Но не только в этой первой исходной точке, в мистической посылке — в «любви к року», в признании Отчей благости, начала мира: «Все хорошо, все благо, потому что все божественно-необходимо», — учение Кириллова и Ницше совпадает с учением Христа и в противоположной крайней точке, в мистическом выводе из этой посылки — в идее о конце мира: мир вместе с человеком «переменится физически», когда человек поймет, что все хорошо.
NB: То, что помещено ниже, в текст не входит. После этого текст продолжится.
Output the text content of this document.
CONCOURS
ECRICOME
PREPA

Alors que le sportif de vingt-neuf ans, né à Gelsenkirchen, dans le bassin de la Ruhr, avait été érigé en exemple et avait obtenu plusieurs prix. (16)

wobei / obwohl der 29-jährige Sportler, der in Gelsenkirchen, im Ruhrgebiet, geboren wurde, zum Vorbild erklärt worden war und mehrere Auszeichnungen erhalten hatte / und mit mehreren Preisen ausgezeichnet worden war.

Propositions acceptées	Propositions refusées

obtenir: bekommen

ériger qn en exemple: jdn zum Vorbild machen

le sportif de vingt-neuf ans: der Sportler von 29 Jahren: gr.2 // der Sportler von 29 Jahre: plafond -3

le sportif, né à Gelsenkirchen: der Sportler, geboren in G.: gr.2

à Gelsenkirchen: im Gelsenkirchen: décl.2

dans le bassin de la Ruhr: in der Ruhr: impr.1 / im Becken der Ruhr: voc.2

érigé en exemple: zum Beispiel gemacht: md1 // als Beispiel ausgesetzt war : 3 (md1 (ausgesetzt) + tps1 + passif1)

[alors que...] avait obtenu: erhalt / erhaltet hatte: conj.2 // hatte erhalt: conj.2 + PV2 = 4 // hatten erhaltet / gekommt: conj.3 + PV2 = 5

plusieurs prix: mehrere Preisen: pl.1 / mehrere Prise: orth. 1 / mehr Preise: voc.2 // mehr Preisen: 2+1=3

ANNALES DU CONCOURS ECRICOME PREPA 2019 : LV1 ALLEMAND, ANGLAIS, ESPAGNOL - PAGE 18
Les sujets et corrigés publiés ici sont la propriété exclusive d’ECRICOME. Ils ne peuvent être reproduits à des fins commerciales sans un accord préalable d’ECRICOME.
Кириллов, впрочем, идет дальше, чем Ницше, и в самой посылке; он уже почти сознает сверхчувственное, мистическое основание этой посылки, этого чувства «вечной гармонии»; «Это чувство, — говорит он, — ясное и неоспоримое. Как будто вдруг ощущаете всю природу и вдруг говорите: да, это правда („все хорошо, — говорит и старец Зосима, — потому что все истина“). Бог, когда мир создавал, то в конце каждого дня говорил: „Да, это правда, это хорошо“. Это… это не умиление, а только так, радость. Вы не прощаете ничего, потому что прощать уже нечего. Вы не то что любите, о, тут выше любви!» Выше любви, потому что любовь есть только путь к соединению любящего с любимым, Сына с Отцом; а здесь уже весь путь пройден, соединение достигнуто: здесь я и то, что я люблю, то, что необходимо — одно, «Я и Отец — одно». Мистическая посылка о начале мира, о «божественной необходимости» («divina necessità» Леонардо да Винчи) дает неизбежный мистический вывод о конце мира, о божественной целесообразности. Мир в конце своем, в своей последней «осанне», должен оправдать Бога и повторить то, что Бог говорил, создавая мир: «Да, это правда, это хорошо». И здесь, в выводе, так же, как в посылке, Кириллов идет по тому же пути, но дальше, чем Ницше. Сверхчувственный опыт у него неразрывно связан с опытом чувственным, с очень определенным физическим ощущением, состоянием тела, предшествующим у Кириллова, так же как у Идиота, припадкам «священной болезни», эпилепсии. Чувство «вечной гармонии» длится, по наблюдению Кириллова, не более «пяти секунд». «Если более, то душа не выдержит и должна исчезнуть. Человек в земном виде не может перенести. Надо перемениться физически или умереть. — В эти пять секунд я проживаю жизнь и за них отдам всю мою жизнь, потому что стоит. Чтобы выдержать десять секунд, надо перемениться физически». И постоянно и упорно возвращается он к этой одной из двух главных, последних своих религиозных мыслей. «В теперешнем своем физическом виде, сколько я думал, нельзя быть человеку без прежнего Бога никак, — говорит он перед самым самоубийством. — Бог есть боль страха смерти. Кто победит боль и страх, тот сам станет Бог». Человек в своем теперешнем физическом виде, со страхом боли и смерти есть человек-зверь, раб Бога-Зверя. Новый, свободный человек, «Человекобог», Сын Божий будет обладать новою плотью, не страдающею, не умирающею, нетленною, «смертью смерть поправшею».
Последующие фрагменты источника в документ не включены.